From Rob Henderson
In August of 2021, 90 percent of U.S. adults who worked from home because of the pandemic guessed that at least 40 percent of other Americans did the same. In reality, only 13 percent of people worked from home (source). The laptop class has no clue how other people live. There was never a lockdown. There was just upper-middle-class people hiding while working-class people delivered things to them.I recall just after college recognising that when people older than me used the phrase "the real world" they meant different things, and almost always meant "the kind of life I live." If you were a student, that wasn't the real world; if you were in the military people were telling you what to do and that wasn't the real world; if you worked for a government, that wasn't the real world...
People would say it about a woman home with children. EB White wrote about a man in a NYC office moving thousands of sheep around on paper without seeing any actual sheep. Being in the clergy wasn't quite the same as being in the real world somehow. Spending your day reading books, or being in entertainment industries wasn't considered the real world. I used to wonder "Well what is, then?" Whatever you were doing, someone was going to tell you it wasn't the real world, but what they were doing was. It's all very flexible in its definition, apparently.
So while the study referenced in The Atlantic above is revealing about current political attitudes, it's just part of a larger blindness that humans have. Wealthy people think that most people make more than $100K (one definition of middle-class worker is $42-126K) in the country. Tall people think six feet is an average height for a man (5'9"). Our life is real life. There are lots of us. Therefore we should be winning all the elections, and stores should arrange themselves in "ways that work for most people," manufacturers should design more cars that suit average people. Like us.
Even when we think we are eccentric and exceptional, that is usually along narrow areas. We say we had typical childhoods in many ways, and even when pointing out a difference "well, other than that it was a typical childhood." I have watched my Romanian children adjust in a very few months to an American idea of what is normal. We all live in normal aquariums.
4 comments:
I made up a term for this back in the day. “Delusions of mediocrity”:
https://graphpaperdiaries.com/2018/03/07/delusions-of-mediocrity/
Also I clicked on the link and found Hendersons wording a bit confusing here. At the peak of COVID restrictions, 35% of people worked from home. The 13% is those still working from home due to the pandemic 18 months later. When people focused on peak pandemic months, they guessed 50% vs the actual 35%.

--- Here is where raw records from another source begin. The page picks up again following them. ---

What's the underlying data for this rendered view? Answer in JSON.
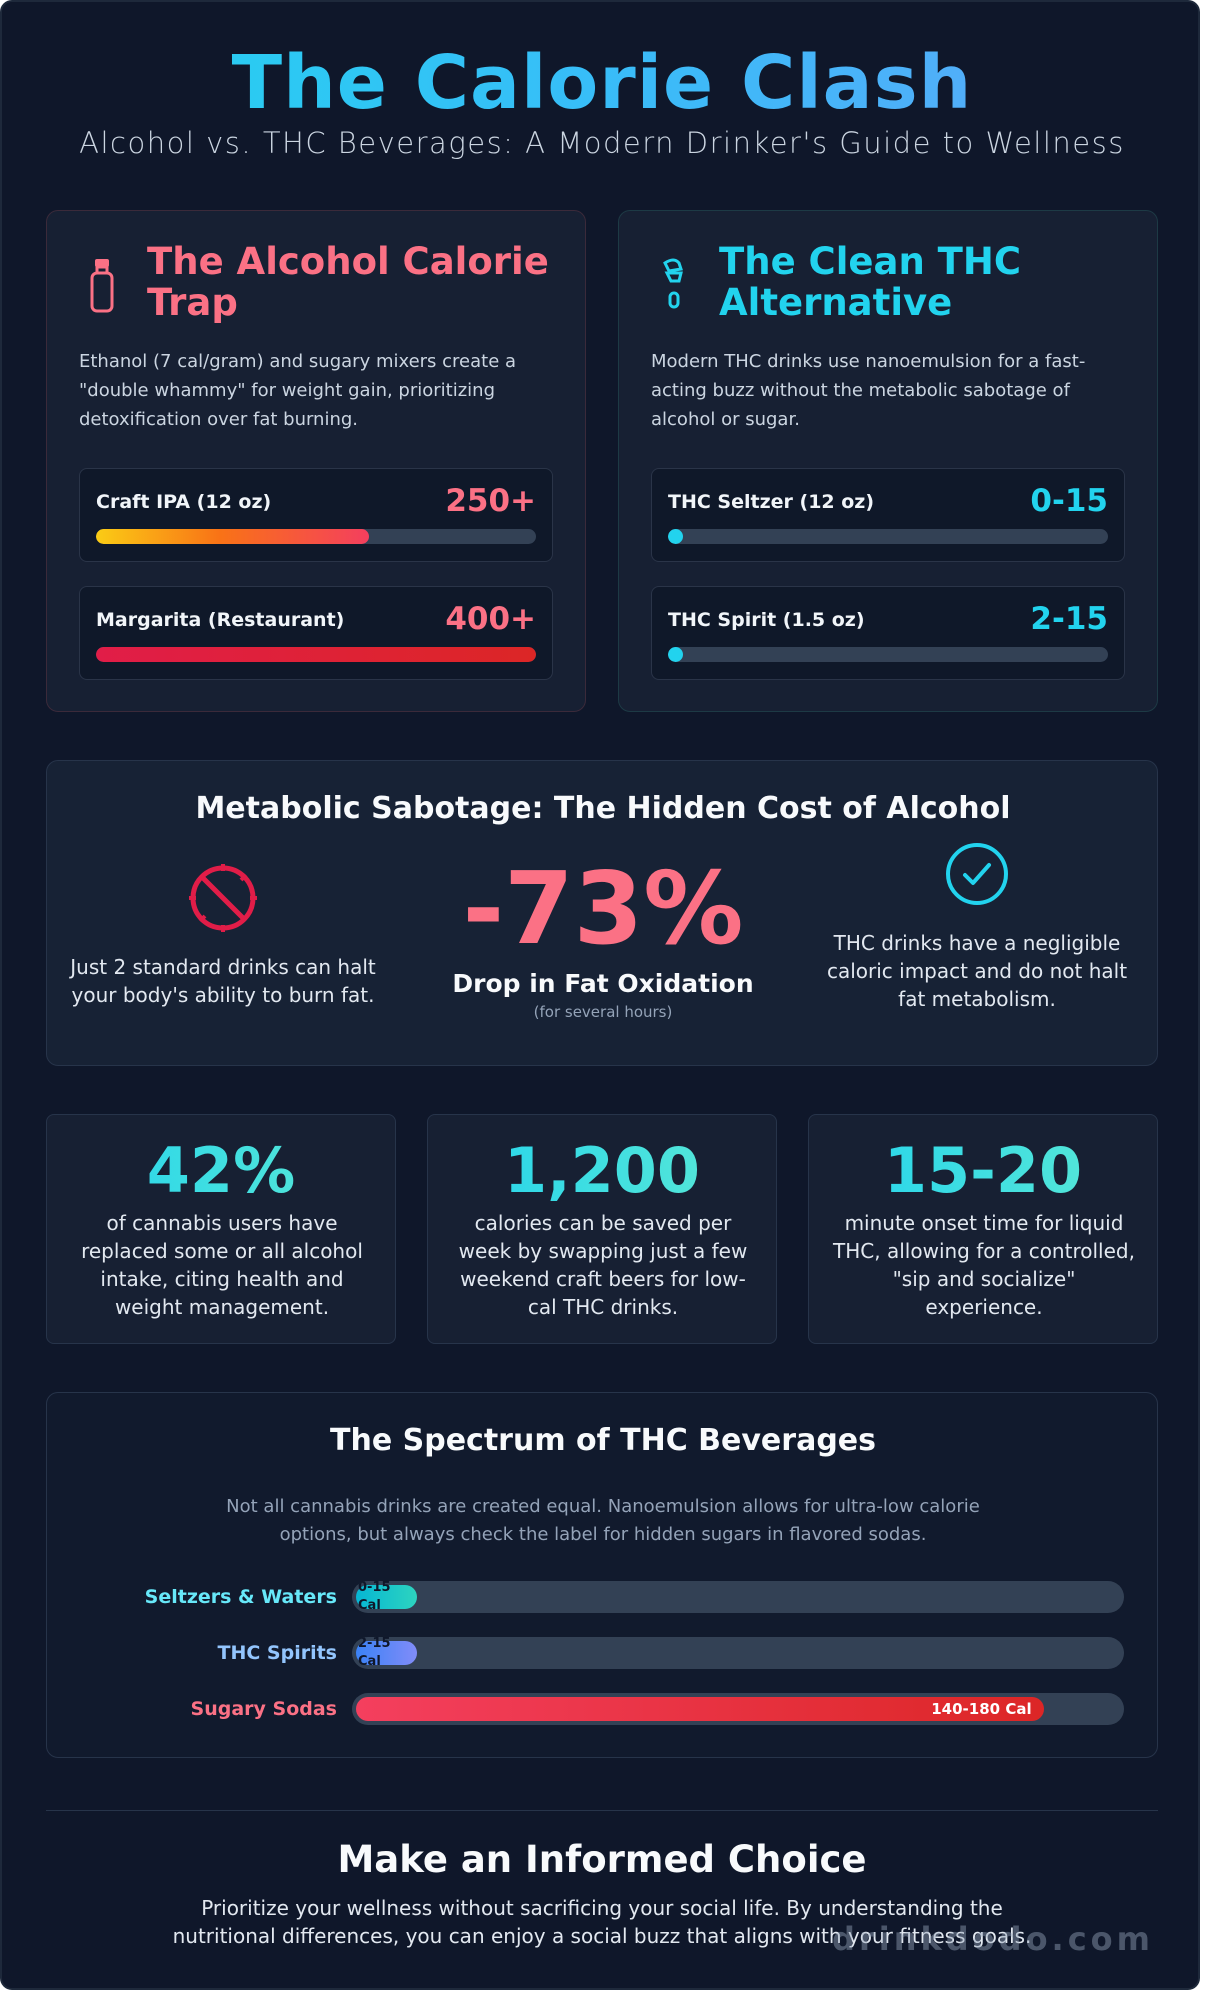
{
  "header": {
    "title": "The Calorie Clash",
    "subtitle": "Alcohol vs. THC Beverages: A Modern Drinker's Guide to Wellness"
  },
  "alcohol_card": {
    "icon": "bottle-icon",
    "title": "The Alcohol Calorie Trap",
    "description": "Ethanol (7 cal/gram) and sugary mixers create a \"double whammy\" for weight gain, prioritizing detoxification over fat burning.",
    "drinks": [
      {
        "name": "Craft IPA (12 oz)",
        "value": "250+",
        "fill": 0.62
      },
      {
        "name": "Margarita (Restaurant)",
        "value": "400+",
        "fill": 1.0
      }
    ]
  },
  "thc_card": {
    "icon": "flask-icon",
    "title": "The Clean THC Alternative",
    "description": "Modern THC drinks use nanoemulsion for a fast-acting buzz without the metabolic sabotage of alcohol or sugar.",
    "drinks": [
      {
        "name": "THC Seltzer (12 oz)",
        "value": "0-15",
        "fill": 0.03
      },
      {
        "name": "THC Spirit (1.5 oz)",
        "value": "2-15",
        "fill": 0.03
      }
    ]
  },
  "metabolic": {
    "title": "Metabolic Sabotage: The Hidden Cost of Alcohol",
    "left_icon": "no-burn-icon",
    "left_text": "Just 2 standard drinks can halt your body's ability to burn fat.",
    "stat_value": "-73%",
    "stat_label": "Drop in Fat Oxidation",
    "stat_note": "(for several hours)",
    "right_icon": "check-circle-icon",
    "right_text": "THC drinks have a negligible caloric impact and do not halt fat metabolism."
  },
  "stats": [
    {
      "value": "42%",
      "text": "of cannabis users have replaced some or all alcohol intake, citing health and weight management."
    },
    {
      "value": "1,200",
      "text": "calories can be saved per week by swapping just a few weekend craft beers for low-cal THC drinks."
    },
    {
      "value": "15-20",
      "text": "minute onset time for liquid THC, allowing for a controlled, \"sip and socialize\" experience."
    }
  ],
  "spectrum": {
    "title": "The Spectrum of THC Beverages",
    "description": "Not all cannabis drinks are created equal. Nanoemulsion allows for ultra-low calorie options, but always check the label for hidden sugars in flavored sodas.",
    "rows": [
      {
        "label": "Seltzers & Waters",
        "value": "0-15 Cal",
        "fill": 0.08
      },
      {
        "label": "THC Spirits",
        "value": "2-15 Cal",
        "fill": 0.08
      },
      {
        "label": "Sugary Sodas",
        "value": "140-180 Cal",
        "fill": 0.9
      }
    ]
  },
  "footer": {
    "title": "Make an Informed Choice",
    "text": "Prioritize your wellness without sacrificing your social life. By understanding the nutritional differences, you can enjoy a social buzz that aligns with your fitness goals.",
    "watermark": "drinkdodo.com"
  },
  "colors": {
    "background": "#0f172a",
    "alcohol_accent": "#fb7185",
    "thc_accent": "#22d3ee"
  }
}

It’s also worth noting that the question specifically asked if your work from home was due to the pandemic, so remote workers who were converting forever might be left out. This is probably why they got a lower number than the census bureau, who found 18% of workers are fully remote.

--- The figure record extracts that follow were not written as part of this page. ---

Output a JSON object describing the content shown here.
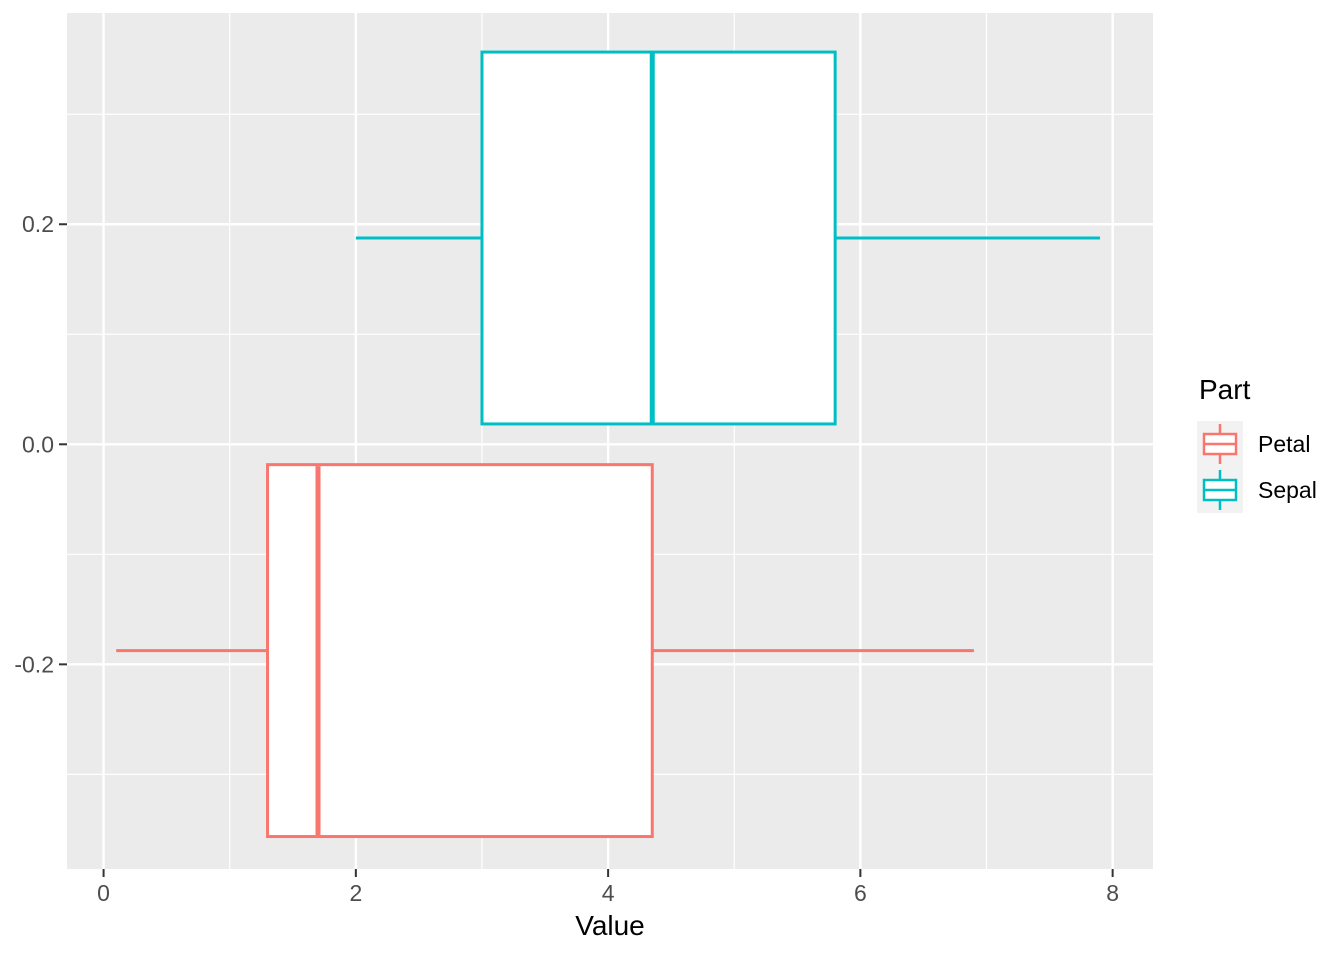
{
  "chart_data": {
    "type": "boxplot",
    "orientation": "horizontal",
    "title": "",
    "xlabel": "Value",
    "ylabel": "",
    "x_axis": {
      "major_ticks": [
        0,
        2,
        4,
        6,
        8
      ],
      "major_tick_labels": [
        "0",
        "2",
        "4",
        "6",
        "8"
      ],
      "minor_ticks": [
        1,
        3,
        5,
        7
      ],
      "range": [
        -0.29,
        8.32
      ]
    },
    "y_axis": {
      "major_ticks": [
        -0.2,
        0.0,
        0.2
      ],
      "major_tick_labels": [
        "-0.2",
        "0.0",
        "0.2"
      ],
      "minor_ticks": [
        -0.3,
        -0.1,
        0.1,
        0.3
      ],
      "range": [
        -0.386,
        0.392
      ]
    },
    "series": [
      {
        "name": "Petal",
        "color": "#F8766D",
        "fill": "#FFFFFF",
        "center_y": -0.1875,
        "box_half_height": 0.169,
        "whisker_low": 0.1,
        "q1": 1.3,
        "median": 1.7,
        "q3": 4.35,
        "whisker_high": 6.9
      },
      {
        "name": "Sepal",
        "color": "#00BFC4",
        "fill": "#FFFFFF",
        "center_y": 0.1875,
        "box_half_height": 0.169,
        "whisker_low": 2.0,
        "q1": 3.0,
        "median": 4.35,
        "q3": 5.8,
        "whisker_high": 7.9
      }
    ],
    "legend": {
      "title": "Part",
      "position": "right",
      "entries": [
        {
          "label": "Petal",
          "color": "#F8766D"
        },
        {
          "label": "Sepal",
          "color": "#00BFC4"
        }
      ]
    },
    "style": {
      "panel_bg": "#EBEBEB",
      "grid_color": "#FFFFFF",
      "tick_mark_color": "#333333",
      "axis_text_color": "#4D4D4D",
      "legend_key_bg": "#F2F2F2",
      "grid_on": true
    }
  }
}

https://www.census.gov/newsroom/press-releases/2022/people-working-from-home.html
I’m also not actually clear if that’s just fully remote. Overall the census bureau found a full third of Americans work from home more often now than pre-pandemic. That includes 13% of those making under $25k, so there were gains made here even in the poorest demographics.
https://www.census.gov/library/stories/2021/03/working-from-home-during-the-pandemic.html
It’s definitely more common in the upper salary ranges, but even in the lower salary ranges there was a notable impact.
I'm not a statistician but it seems to me that overestimating something by 40% is not trivial, even if it's not as click-baity as claiming a 3x difference.
Surgeons, to take an example, make a lot more money than waiters and waitresses but to a rough approximation neither can do their jobs from home.
Yes, it's still quite a large gap in perception. However, it brings it in to the realm of being explained by regional variation, rather than oblivion. In the metro regions of DC, San Francisco, Boston and a few other spots, the WFH rate in 2021 actually was above or close to 50%:
https://www.bostonglobe.com/2022/09/26/business/massachusetts-has-one-highest-rates-employees-working-home/?event=event12
Survey questions asking for rates of something happening across the country are notoriously not great if there's high regional variability. When most people think of "America" they mean "my region and some other parts I'm aware of". It's really hard to be equally aware of what's going on in say, Texas, Minnesota, Oregon and Kentucky. People absolutely should realize they're not equally aware of all areas, but they just aren't. Given that this survey specifically selected respondents who worked from home, they also very likely over selected regions that had high WFH rates. It was a privately funded survey by the Atlantic so they don't explain their methodology, but I bet you got a lot more respondents from Washington DC (48% WFH) than Alaska (10% WFH), despite similar populations.